Isso significa algo muito objetivo: qualquer conduta médica pode ser investigada e deve ser fiscalizada pelos Conselhos e é por isso que causa preocupação a recente decisão que anulou uma sindicância instaurada por determinação do CFM.
Avaliar se houve atendimento adequado ou eventual negligência não é um juízo superficial. Exige análise técnica: prontuários, decisões clínicas, estado de saúde do paciente, protocolos adotados.
É exatamente isso que os Conselhos fazem, pois essa é a sua função institucional.
Então, onde estão os vícios da decisão?
O CFM é uma autarquia federal criada por lei, dotada de autonomia administrativa e financeira, justamente para exercer uma função que o próprio Estado não desempenha diretamente: o controle ético da medicina, que exige conhecimento especializado.
Ao afastar essa competência, a decisão interfere indevidamente em atribuição legalmente conferida a uma autarquia, violando o princípio da separação dos poderes.

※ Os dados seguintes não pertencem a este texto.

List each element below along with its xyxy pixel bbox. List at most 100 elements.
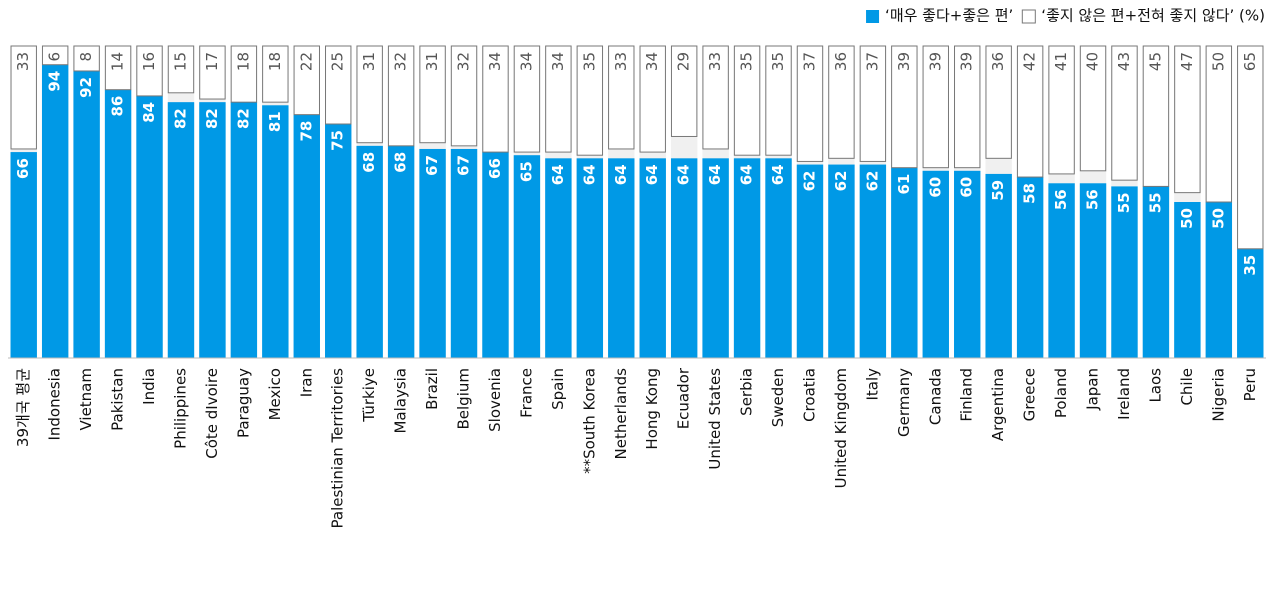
x-tick-label: India [140, 368, 158, 405]
bar-segment [796, 164, 824, 358]
bar-segment [639, 45, 666, 153]
data-label: 64 [706, 164, 724, 185]
data-label: 64 [643, 164, 661, 185]
x-tick-label: Japan [1084, 368, 1102, 411]
bar-segment [922, 170, 949, 358]
data-label: 50 [1178, 208, 1196, 229]
data-label: 68 [360, 152, 378, 173]
bar-segment [482, 45, 509, 153]
data-label: 39 [958, 52, 976, 71]
x-tick-label: Ecuador [675, 367, 693, 429]
legend-label: ‘좋지 않은 편+전혀 좋지 않다’ (%) [1041, 7, 1265, 25]
x-tick-label: Croatia [800, 368, 818, 422]
data-label: 67 [423, 155, 441, 176]
bar-segment [167, 102, 195, 358]
data-label: 61 [895, 174, 913, 195]
bar-segment [1237, 45, 1264, 250]
bar-segment [1205, 202, 1233, 358]
x-tick-label: United Kingdom [832, 368, 850, 488]
x-tick-label: United States [706, 368, 724, 470]
bar-segment [576, 45, 604, 156]
data-label: 29 [675, 52, 693, 71]
x-tick-label: Hong Kong [643, 368, 661, 450]
bar-segment [1142, 186, 1170, 358]
bar-segment [482, 152, 509, 358]
bar-segment [1016, 177, 1044, 358]
data-label: 6 [46, 52, 64, 62]
bar-segment [10, 45, 37, 150]
x-tick-label: Brazil [423, 368, 441, 410]
data-label: 35 [738, 52, 756, 71]
bar-segment [325, 124, 352, 358]
data-label: 59 [989, 180, 1007, 201]
bar-segment [293, 114, 320, 358]
data-label: 75 [329, 130, 347, 151]
bar-segment [954, 170, 981, 358]
bar-segment [545, 158, 572, 358]
bar-segment [419, 148, 446, 358]
bar-segment [891, 45, 918, 169]
bar-segment [796, 45, 824, 162]
x-tick-label: Poland [1052, 368, 1070, 418]
bar-segment [733, 158, 761, 358]
bar-segment [387, 145, 415, 358]
x-tick-label: Indonesia [46, 368, 64, 441]
data-label: 18 [234, 52, 252, 71]
x-tick-label: Philippines [171, 368, 189, 449]
data-label: 31 [360, 52, 378, 71]
data-label: 33 [706, 52, 724, 71]
x-tick-label: Palestinian Territories [329, 368, 347, 529]
bar-segment [545, 45, 572, 153]
data-label: 84 [140, 102, 158, 123]
x-tick-label: Côte dIvoire [203, 368, 221, 459]
data-label: 64 [612, 164, 630, 185]
bar-segment [419, 45, 446, 144]
bar-segment [230, 45, 258, 103]
data-label: 82 [234, 108, 252, 129]
data-label: 64 [580, 164, 598, 185]
x-tick-label: Serbia [738, 368, 756, 416]
data-label: 34 [643, 52, 661, 71]
data-label: 64 [675, 164, 693, 185]
bar-segment [450, 45, 478, 147]
data-label: 62 [800, 171, 818, 192]
bar-segment [262, 105, 289, 358]
data-label: 65 [1241, 52, 1259, 71]
bar-segment [1174, 202, 1201, 358]
data-label: 45 [1146, 52, 1164, 71]
x-tick-label: Finland [958, 368, 976, 422]
data-label: 14 [109, 52, 127, 71]
x-tick-label: Argentina [989, 368, 1007, 441]
data-label: 37 [863, 52, 881, 71]
x-tick-label: Mexico [266, 368, 284, 420]
x-tick-label: Vietnam [77, 368, 95, 431]
data-label: 35 [580, 52, 598, 71]
bar-segment [859, 164, 887, 358]
x-tick-label: Greece [1021, 368, 1039, 421]
legend-swatch [1021, 9, 1036, 24]
data-label: 58 [1021, 183, 1039, 204]
bar-segment [891, 167, 918, 358]
bar-segment [104, 89, 132, 359]
data-label: 15 [171, 52, 189, 71]
bar-segment [73, 45, 100, 72]
data-label: 60 [958, 177, 976, 198]
x-tick-label: Laos [1146, 368, 1164, 403]
data-label: 64 [738, 164, 756, 185]
data-label: 64 [549, 164, 567, 185]
data-label: 67 [455, 155, 473, 176]
x-tick-label: Paraguay [234, 368, 252, 438]
data-label: 60 [926, 177, 944, 198]
bar-segment [230, 102, 258, 358]
bar-segment [167, 45, 195, 94]
data-label: 22 [297, 52, 315, 71]
bar-segment [199, 45, 226, 100]
bar-segment [1142, 45, 1170, 187]
bar-segment [356, 145, 383, 358]
bar-segment [387, 45, 415, 147]
bar-segment [513, 155, 541, 358]
bar-segment [733, 45, 761, 156]
x-tick-label: Spain [549, 368, 567, 410]
bar-segment [513, 45, 541, 153]
bar-segment [41, 45, 69, 66]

O primeiro fundamento utilizado - de que o CFM não tem competência sobre a PF - é verdadeiro, mas irrelevante. O CFM não determinou a investigação da Polícia Federal: o que se determinou foi a apuração da conduta de médicos, ainda que integrantes de determinada instituição. E médicos, independentemente de onde atuem, estão sujeitos à fiscalização administrativa dos Conselhos de Medicina.
O segundo fundamento, de suposto desvio de finalidade, ignora um ponto central: o Código de Processo Ético-Profissional determina que, diante de notícia ou denúncia, a instauração de sindicância é obrigatória. Não é opção. É dever jurídico.